Validating an installation - Validation and troubleshooting | Installing

Validating FCOS live media
Reviewing the installation log
Viewing the image pull source
Getting cluster version, status, and update details
Verifying that a cluster uses short-term credentials
Querying the status of the cluster nodes by using the CLI
Reviewing the cluster status from the OKD web console
Reviewing the cluster status from Red Hat OpenShift Cluster Manager
Checking cluster resource availability and utilization
Listing alerts that are firing
Next steps

You can check the status of an OKD cluster after an installation or validate boot artifacts before an installation by following the procedures in this document.

Validating FCOS live media

The OKD installation program contains pinned versions of FCOS bootimages. Fully automated installations use these pinned artifacts by default. The mirror registry where you downloaded the installation program contains a sha256sum encrypted with the Red Hat product key.

For user-provisioned infrastructure installations, you can access information and use the OKD installer to indirectly validate FCOS bootimage artifacts using their SHA-256 checksums.

Procedure

Run the following command to print the metadata for any bootimage artifact:

$ openshift-install coreos print-stream-json | jq <bootimage> (1)
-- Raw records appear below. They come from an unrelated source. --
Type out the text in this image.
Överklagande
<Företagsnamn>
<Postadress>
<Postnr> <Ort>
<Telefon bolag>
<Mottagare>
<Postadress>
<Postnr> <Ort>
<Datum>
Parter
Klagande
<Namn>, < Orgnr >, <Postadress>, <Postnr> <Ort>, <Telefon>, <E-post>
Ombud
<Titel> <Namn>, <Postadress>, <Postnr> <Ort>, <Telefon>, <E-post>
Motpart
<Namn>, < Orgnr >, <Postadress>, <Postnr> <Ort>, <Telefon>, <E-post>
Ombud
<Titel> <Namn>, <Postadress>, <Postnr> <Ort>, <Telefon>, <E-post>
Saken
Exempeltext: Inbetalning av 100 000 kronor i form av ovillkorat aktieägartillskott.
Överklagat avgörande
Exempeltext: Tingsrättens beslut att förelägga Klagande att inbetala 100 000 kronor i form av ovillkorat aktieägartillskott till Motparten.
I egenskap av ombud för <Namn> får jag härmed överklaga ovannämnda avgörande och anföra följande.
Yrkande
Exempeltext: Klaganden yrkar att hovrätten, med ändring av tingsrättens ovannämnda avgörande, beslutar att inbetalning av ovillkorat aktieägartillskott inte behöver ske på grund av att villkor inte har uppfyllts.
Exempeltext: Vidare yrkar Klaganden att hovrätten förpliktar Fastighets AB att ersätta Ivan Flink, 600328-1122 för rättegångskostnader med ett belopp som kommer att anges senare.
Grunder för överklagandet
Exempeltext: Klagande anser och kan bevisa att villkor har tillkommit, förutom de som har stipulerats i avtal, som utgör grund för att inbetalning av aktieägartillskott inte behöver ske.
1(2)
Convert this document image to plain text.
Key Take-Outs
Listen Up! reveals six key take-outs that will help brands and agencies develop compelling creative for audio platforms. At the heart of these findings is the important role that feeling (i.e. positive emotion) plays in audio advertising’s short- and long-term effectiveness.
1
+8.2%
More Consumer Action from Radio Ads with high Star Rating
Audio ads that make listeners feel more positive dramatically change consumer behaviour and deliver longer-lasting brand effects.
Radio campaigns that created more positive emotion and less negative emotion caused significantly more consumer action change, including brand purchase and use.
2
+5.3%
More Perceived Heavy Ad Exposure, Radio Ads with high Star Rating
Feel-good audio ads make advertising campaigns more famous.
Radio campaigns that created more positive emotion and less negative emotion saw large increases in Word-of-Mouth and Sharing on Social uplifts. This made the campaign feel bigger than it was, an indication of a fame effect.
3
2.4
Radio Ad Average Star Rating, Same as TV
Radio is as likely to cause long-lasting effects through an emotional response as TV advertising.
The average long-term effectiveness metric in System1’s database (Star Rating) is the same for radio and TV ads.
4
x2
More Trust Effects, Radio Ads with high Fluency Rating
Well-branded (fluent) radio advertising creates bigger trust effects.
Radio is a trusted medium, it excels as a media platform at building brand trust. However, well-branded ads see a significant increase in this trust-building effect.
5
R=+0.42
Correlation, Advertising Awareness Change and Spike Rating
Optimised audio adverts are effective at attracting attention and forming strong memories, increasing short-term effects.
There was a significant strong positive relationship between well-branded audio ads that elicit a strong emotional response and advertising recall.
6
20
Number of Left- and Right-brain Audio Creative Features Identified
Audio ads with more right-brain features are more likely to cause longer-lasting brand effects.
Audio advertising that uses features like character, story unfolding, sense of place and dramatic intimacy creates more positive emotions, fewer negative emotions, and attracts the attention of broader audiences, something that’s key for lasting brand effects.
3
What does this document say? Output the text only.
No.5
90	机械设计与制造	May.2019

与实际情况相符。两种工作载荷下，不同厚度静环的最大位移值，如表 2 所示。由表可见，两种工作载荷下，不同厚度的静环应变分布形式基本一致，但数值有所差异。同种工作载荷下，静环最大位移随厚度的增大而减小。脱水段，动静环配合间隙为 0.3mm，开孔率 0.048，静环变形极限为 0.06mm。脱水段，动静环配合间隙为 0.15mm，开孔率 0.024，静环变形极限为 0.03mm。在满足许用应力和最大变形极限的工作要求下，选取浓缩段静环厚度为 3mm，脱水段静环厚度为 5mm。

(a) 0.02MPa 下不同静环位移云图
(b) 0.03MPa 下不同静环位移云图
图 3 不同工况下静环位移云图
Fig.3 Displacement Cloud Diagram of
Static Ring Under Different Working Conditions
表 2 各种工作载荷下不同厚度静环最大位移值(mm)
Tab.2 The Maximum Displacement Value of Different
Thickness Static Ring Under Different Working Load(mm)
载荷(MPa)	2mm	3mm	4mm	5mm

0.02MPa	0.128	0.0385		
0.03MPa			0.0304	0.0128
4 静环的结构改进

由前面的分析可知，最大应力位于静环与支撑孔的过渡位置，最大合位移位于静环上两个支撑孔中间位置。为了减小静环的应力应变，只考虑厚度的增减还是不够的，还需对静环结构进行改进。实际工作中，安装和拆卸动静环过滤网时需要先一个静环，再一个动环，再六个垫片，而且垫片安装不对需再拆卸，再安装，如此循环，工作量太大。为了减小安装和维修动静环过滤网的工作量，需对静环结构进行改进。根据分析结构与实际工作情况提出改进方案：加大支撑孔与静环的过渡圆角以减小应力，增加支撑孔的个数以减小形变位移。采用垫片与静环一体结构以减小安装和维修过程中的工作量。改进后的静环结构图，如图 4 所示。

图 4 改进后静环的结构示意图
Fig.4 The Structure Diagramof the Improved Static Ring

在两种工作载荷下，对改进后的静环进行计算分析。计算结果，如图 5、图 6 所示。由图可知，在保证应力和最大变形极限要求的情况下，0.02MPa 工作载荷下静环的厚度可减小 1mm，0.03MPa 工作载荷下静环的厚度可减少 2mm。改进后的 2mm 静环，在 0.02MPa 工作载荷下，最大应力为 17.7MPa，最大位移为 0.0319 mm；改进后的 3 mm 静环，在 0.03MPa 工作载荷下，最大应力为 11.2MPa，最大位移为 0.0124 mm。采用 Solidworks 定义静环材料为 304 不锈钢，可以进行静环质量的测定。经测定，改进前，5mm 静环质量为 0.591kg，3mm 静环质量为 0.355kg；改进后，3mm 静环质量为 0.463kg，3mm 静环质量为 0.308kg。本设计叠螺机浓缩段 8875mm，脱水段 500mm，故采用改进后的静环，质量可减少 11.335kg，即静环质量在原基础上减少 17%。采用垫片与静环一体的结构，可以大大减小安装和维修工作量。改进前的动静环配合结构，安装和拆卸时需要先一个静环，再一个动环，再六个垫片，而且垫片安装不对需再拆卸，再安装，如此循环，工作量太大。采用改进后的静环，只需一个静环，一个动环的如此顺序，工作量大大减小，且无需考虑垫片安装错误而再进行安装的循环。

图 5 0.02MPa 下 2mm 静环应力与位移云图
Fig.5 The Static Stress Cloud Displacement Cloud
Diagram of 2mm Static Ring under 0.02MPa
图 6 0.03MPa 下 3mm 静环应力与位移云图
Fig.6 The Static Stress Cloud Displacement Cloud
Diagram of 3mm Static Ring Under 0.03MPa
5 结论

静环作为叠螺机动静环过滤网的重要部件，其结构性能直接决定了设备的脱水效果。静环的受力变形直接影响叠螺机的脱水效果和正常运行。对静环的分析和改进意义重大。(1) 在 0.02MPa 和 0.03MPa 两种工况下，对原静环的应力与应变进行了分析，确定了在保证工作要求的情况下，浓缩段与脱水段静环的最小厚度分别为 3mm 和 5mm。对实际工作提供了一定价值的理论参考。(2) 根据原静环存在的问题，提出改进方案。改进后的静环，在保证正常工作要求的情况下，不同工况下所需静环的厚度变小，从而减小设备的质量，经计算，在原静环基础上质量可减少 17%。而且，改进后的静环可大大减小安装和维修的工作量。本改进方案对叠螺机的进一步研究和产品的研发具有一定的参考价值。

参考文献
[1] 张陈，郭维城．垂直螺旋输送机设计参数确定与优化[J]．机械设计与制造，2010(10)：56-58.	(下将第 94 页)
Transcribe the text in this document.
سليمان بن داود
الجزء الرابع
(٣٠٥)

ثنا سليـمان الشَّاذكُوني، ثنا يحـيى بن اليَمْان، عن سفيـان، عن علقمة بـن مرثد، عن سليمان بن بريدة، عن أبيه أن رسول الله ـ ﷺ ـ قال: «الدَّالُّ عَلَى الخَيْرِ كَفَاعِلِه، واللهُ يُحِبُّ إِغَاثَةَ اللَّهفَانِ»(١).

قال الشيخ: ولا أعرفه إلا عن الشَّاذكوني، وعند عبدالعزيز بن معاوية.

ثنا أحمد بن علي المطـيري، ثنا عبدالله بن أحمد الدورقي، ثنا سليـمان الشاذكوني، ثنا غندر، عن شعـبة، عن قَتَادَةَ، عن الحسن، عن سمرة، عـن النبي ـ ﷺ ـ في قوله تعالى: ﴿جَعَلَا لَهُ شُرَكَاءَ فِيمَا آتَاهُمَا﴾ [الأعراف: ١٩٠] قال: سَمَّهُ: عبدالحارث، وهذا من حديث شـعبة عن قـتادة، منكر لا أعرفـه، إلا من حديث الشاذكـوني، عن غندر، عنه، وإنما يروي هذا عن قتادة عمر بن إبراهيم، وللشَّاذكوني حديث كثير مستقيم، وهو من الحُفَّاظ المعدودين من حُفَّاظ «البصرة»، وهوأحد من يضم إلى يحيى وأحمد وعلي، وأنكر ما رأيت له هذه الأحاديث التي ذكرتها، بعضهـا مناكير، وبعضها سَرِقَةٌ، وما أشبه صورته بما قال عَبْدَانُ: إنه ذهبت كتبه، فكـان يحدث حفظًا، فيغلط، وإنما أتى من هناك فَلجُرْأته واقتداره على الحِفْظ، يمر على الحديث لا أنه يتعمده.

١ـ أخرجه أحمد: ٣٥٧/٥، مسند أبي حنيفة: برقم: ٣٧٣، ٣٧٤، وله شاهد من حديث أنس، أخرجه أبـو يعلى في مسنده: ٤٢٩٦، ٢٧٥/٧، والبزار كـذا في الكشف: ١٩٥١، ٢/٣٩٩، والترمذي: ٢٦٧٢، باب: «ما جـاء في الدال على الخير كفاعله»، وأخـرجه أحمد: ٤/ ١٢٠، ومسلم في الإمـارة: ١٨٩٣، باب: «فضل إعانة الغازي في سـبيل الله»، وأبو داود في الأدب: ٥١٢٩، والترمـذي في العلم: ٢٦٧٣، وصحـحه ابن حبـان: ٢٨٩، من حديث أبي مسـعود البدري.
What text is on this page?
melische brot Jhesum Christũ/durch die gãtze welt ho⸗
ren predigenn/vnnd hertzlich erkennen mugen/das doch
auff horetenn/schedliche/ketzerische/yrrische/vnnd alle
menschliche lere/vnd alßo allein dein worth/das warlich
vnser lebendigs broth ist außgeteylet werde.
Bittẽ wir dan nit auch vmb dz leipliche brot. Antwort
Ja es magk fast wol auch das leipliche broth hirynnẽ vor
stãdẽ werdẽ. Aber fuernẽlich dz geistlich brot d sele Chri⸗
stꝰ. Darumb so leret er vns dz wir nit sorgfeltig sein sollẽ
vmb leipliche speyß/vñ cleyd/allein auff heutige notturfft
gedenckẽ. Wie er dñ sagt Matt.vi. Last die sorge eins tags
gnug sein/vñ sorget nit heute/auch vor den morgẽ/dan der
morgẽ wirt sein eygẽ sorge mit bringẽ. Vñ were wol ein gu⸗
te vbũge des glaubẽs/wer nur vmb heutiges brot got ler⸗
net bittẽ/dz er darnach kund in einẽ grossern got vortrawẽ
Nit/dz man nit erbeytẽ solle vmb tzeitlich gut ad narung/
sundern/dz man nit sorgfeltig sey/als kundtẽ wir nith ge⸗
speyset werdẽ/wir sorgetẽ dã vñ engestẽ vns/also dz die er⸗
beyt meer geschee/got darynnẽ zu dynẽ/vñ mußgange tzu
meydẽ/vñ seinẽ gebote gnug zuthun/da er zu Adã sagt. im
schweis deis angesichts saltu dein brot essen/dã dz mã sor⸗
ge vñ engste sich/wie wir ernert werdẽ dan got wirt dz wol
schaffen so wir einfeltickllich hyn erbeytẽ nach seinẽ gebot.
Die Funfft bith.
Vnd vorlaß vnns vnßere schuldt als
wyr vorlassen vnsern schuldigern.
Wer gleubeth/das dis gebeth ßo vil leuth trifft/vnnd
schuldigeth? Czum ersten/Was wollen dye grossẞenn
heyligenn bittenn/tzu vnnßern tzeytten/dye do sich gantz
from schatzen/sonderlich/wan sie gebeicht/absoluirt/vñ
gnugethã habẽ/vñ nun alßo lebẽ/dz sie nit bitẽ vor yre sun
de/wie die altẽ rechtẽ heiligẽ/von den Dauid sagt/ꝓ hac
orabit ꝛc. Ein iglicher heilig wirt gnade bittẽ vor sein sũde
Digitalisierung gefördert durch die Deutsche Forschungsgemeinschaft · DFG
1 The query for the bootimage you want to obtain information on. For validation purposes, the bootimage artifact must have a generated sha256sum. This can include OVA, VHD, QCOW2 and others. For example, to get information on an x86_64 architecture iso file for bare metal platforms, this value would be .architectures.x86_64.artifacts.metal.formats.iso.

Example output

{
  "disk": {
    "location": "<url>/art/storage/prod/streams/<release>/builds/rhcos-<release>-live.<architecture>.<artifact>",
    "sha256": "abc2add9746eb7be82e6919ec13aad8e9eae8cf073d8da6126d7c95ea0dee962"
  }
}

Reviewing the installation log

You can review a summary of an installation in the OKD installation log. If an installation succeeds, the information required to access the cluster is included in the log.

Prerequisites

You have access to the installation host.

Procedure

Review the .openshift_install.log log file in the installation directory on your installation host:

$ cat <install_dir>/.openshift_install.log

Example output

Cluster credentials are included at the end of the log if the installation is successful, as outlined in the following example:

...
time="2020-12-03T09:50:47Z" level=info msg="Install complete!"
time="2020-12-03T09:50:47Z" level=info msg="To access the cluster as the system:admin user when using 'oc', run 'export KUBECONFIG=/home/myuser/install_dir/auth/kubeconfig'"
time="2020-12-03T09:50:47Z" level=info msg="Access the OpenShift web-console here: https://console-openshift-console.apps.mycluster.example.com"
time="2020-12-03T09:50:47Z" level=info msg="Login to the console with user: \"kubeadmin\", and password: \"password\""
time="2020-12-03T09:50:47Z" level=debug msg="Time elapsed per stage:"
time="2020-12-03T09:50:47Z" level=debug msg="    Infrastructure: 6m45s"
time="2020-12-03T09:50:47Z" level=debug msg="Bootstrap Complete: 11m30s"
time="2020-12-03T09:50:47Z" level=debug msg=" Bootstrap Destroy: 1m5s"
time="2020-12-03T09:50:47Z" level=debug msg=" Cluster Operators: 17m31s"
time="2020-12-03T09:50:47Z" level=info msg="Time elapsed: 37m26s"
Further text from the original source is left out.